La memoria se hace hablando. Bajo esta premisa queremos comenzar con un ciclo de publicaciones dedicadas el testimonio de la gente que más cerca tuvo las primeras ediciones de la Feira do Viño do Ribeiro. Este fue un tiempo de cambio y de innovaciones que marcó el porvenir de la gente y de la zona. Está claro que ya muchas de las personas que de aquellas participaron activamente en la organización ya no están entre nosotros, y con ellas se fueron también sus recuerdos.
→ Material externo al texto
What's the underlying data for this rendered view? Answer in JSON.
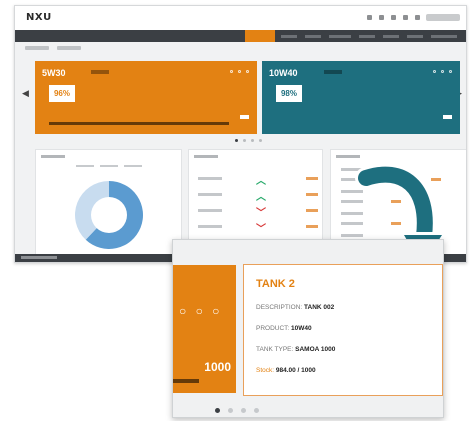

Es por esto que creemos necesario dejar plasmado en palabras lo que la gente nos quiere contar.
“En la taza, en la copa lo en él vaso él lo vine eres una sonrisa abierta, un guiño de ojos. Él lo vine sabe y satisface, acompaña y ayuda, amigo fiel”. Con estas palabras anunciaba La Región a I Feria-Exposición del Viño del Ribeiro el 28 de abril del 1964, coincidiendo con las fiestas de San Pedro.
Vicente, un vecino de Ribadavia, recuerda que en la primera edición los bodegueiros se situaban en cada soportal de la Alameda y que había stands donde mostraban nuevas maquinarias agrarias. Además, estaban muy bien decorados, con las cepas y las uvas y todo, añade. También comenta el ambiente festivo que se respiraba en toda la villa, sacaron a tocar la banda de la Lira y también había bandas de gaiteros. A las niñas las vestían de gallegas. Comparando las catas de ahora comenta que antes ponían el vino en cubas y ti ibas y lo cogías, o regalaban las botellas. A todo esto añade: venía gente de todas partes, mucha gente de fuera también. También invitaban la gente importante, incluso en una de ellas había venido Fraga a dar el pregón… siempre traían a alguien importante para promocionar el vino. Concluye afirmando que las primeras fueron las mejores, muy diferentes a las de ahora.